Crocodiles: « Crimes of Passion »

Le quatrième album d’un groupe, en l’occurrence Crimes of Passion du duo noise pop de San Diego Crocodiles, est signe que le combo est parvenu à survivre aux tournées, aux tensions et qu’il est parvenu à peaufiner son et vision. Bien des artistes (Queen Led Zep, U2, Radiohead ou R.E.M.) ont défini leur statut à cette étape, maturité et longévité, et quelque part, on peut estimer que Crocodiles ont cimenté ici l’empreinte qu’ils peuvent aspirer à laisser.

Crimes of Passion excelle dans la mesure où il commence à se différencier du fuzz et du shoe-gaze et qu’il abord des territoires où se décèlent harmonies et refrains presque joyeux et ensoleillés.
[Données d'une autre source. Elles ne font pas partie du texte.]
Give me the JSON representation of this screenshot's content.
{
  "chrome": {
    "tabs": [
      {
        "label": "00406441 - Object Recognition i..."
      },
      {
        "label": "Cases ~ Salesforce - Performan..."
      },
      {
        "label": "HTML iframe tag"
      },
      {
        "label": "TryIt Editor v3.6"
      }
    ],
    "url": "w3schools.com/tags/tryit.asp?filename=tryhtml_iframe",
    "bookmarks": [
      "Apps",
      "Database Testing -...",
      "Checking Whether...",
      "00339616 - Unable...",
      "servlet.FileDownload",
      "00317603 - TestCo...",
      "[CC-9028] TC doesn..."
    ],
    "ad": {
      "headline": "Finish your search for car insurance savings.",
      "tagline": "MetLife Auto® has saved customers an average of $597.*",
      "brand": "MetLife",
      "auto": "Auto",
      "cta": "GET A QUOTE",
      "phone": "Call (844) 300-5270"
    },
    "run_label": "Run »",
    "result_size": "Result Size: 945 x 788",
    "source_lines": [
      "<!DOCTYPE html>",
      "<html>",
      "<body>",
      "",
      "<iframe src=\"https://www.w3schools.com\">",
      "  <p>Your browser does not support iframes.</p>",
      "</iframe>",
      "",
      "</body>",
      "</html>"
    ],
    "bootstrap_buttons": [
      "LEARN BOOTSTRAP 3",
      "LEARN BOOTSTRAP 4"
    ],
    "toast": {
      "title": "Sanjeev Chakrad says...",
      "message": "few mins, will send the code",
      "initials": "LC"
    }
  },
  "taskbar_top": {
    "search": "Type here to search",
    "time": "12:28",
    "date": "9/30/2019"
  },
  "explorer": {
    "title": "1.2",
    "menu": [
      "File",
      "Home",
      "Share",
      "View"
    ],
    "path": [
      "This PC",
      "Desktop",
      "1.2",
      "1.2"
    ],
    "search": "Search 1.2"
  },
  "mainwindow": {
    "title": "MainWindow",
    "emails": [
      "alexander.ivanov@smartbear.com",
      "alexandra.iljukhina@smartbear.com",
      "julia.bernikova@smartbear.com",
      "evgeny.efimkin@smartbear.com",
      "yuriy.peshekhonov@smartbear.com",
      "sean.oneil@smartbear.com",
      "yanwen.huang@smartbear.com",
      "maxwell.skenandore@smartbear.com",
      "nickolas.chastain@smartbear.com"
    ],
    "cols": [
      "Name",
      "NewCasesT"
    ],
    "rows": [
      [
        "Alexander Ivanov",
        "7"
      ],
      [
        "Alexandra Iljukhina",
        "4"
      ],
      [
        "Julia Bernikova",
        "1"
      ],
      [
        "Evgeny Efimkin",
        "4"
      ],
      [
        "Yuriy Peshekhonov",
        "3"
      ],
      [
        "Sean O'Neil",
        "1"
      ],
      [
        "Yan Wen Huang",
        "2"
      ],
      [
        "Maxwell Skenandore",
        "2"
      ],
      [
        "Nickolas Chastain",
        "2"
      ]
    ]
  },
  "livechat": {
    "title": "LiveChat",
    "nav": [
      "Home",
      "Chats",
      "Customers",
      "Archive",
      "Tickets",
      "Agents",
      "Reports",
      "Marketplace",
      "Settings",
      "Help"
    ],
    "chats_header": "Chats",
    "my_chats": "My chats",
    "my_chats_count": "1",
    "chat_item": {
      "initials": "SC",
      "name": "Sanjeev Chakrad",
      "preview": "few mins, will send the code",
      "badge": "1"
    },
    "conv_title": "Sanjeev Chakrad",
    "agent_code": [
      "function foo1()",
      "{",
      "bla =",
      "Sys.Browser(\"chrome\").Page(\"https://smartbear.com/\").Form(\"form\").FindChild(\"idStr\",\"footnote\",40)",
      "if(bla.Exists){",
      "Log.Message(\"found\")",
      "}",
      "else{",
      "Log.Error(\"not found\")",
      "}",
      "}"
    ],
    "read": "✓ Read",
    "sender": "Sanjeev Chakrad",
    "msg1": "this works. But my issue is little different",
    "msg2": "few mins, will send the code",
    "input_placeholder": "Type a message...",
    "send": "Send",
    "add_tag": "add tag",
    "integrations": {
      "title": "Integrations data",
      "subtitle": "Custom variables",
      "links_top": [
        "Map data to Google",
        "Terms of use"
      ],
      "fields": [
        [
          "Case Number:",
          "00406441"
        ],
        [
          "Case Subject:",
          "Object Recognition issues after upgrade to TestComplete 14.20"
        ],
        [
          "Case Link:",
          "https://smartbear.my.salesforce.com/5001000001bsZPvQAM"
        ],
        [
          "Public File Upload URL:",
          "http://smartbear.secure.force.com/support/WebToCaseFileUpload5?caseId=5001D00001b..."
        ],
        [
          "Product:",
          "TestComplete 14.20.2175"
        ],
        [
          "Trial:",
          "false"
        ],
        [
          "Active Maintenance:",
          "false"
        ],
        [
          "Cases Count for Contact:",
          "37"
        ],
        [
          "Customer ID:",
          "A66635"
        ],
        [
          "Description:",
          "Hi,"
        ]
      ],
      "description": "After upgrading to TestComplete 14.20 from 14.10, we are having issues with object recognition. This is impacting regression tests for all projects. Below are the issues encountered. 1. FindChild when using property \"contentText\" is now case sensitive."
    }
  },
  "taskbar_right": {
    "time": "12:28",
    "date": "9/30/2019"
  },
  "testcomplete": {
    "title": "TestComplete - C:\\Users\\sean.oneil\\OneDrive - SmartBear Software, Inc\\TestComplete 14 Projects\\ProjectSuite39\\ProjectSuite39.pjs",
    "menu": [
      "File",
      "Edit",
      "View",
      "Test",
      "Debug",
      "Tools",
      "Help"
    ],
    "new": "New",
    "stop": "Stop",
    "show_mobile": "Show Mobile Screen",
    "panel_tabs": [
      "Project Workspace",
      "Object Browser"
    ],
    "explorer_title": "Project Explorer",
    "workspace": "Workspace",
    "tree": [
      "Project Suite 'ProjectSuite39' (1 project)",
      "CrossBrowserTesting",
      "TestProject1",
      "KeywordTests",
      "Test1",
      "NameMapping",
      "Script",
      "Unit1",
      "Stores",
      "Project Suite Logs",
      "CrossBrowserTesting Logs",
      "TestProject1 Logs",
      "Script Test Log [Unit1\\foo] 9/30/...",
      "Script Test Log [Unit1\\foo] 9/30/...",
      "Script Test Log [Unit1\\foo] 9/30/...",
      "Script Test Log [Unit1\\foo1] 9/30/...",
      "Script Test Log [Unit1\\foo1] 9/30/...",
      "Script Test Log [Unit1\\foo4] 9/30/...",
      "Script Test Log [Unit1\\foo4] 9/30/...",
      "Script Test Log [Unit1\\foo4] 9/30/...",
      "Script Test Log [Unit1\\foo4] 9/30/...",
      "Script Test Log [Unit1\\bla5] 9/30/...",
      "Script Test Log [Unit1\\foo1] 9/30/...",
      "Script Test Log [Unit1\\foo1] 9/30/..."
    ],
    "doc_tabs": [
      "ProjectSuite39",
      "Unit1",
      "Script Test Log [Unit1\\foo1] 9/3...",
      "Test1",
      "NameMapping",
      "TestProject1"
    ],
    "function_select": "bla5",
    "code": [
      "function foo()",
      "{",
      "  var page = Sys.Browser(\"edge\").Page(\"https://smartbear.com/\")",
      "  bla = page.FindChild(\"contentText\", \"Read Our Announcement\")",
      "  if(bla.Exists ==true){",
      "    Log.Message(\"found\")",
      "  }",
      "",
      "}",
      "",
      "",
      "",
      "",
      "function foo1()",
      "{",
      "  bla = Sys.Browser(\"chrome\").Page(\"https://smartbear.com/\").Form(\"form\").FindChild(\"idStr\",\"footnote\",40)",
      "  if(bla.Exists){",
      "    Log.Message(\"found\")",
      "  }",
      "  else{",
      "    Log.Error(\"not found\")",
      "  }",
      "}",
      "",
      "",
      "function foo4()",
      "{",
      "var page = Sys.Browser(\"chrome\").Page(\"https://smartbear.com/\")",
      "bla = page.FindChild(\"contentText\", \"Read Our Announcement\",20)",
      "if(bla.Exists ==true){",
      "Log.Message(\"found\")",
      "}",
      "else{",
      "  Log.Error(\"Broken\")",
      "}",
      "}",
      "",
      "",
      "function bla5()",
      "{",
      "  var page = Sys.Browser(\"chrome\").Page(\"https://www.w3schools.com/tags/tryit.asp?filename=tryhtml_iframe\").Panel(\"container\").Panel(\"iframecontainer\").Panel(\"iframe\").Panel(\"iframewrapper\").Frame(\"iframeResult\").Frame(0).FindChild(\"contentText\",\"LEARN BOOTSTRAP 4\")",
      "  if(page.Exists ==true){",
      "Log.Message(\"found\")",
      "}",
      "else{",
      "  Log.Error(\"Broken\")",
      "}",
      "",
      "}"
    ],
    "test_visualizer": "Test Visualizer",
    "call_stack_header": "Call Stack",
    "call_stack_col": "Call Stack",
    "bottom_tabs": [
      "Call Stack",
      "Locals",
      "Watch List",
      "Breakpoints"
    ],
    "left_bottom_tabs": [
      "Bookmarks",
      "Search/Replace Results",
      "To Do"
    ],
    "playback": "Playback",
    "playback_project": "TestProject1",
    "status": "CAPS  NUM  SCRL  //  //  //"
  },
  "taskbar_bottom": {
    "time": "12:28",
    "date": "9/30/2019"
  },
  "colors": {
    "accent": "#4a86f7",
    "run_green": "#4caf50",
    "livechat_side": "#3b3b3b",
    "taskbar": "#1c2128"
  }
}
Bien sûr tout cela ne fait encore que surnager à fleur d’eau discrètement, à l’image de ces reptiles qui ont donné leur nom au groupe, et le son reste encore imprégné de distorsion et de flou mais la migration va s’avérer subtile et délicatement passionnée.

Une preuve ? Le titre d’ouverture, « I Like It In The Dark » débutant sur un riff enjoué au piano ansi qu’un tambourin pour ensuite se fondre à quelques incursions dans le gospel avant de renouer avec la tradition originelle de Crocodiles : le fuzz et la noise-pop.

Tout l’album se singularisera d’ailleurs par une ambiance proche de la béatitude (phrasé presque « fun » à mille lieux de ces climats menaçants si souvent traduits par d’autres ensembles oeuvrant sur le même registre, solos de guitares à peine esquissés mais tranchants sur « Heavy Metal Cloud » par exemple, ou riffs carrément blusey sur l’excellent « Cockroach »).

Le duo passera ainsi allègrement de la six cordes virulente et très math-rocks de « Virgin » à la conclusion de ses Crimes de la Passion, lce « Un Chant d’Aour » qui le voit se mouvoir avec fluidité vers des atmosphères carillonnantes, claquant impérialement au vent d’une percussion lumineuse qui enrichira un délicieux travail à l’harmonica.

Voilà un album à la fois « fun » et joyeusement coquin ; il s’est emparé des climats radieux de la West Coast pour nous délivrer des sons où le lumière l’emporte sur les tréfonds. Il n’a âs néanmoins oublié ces derniers, c’est ce qui donne un charme insidieux et subtil à ces crimes que la passion autorise.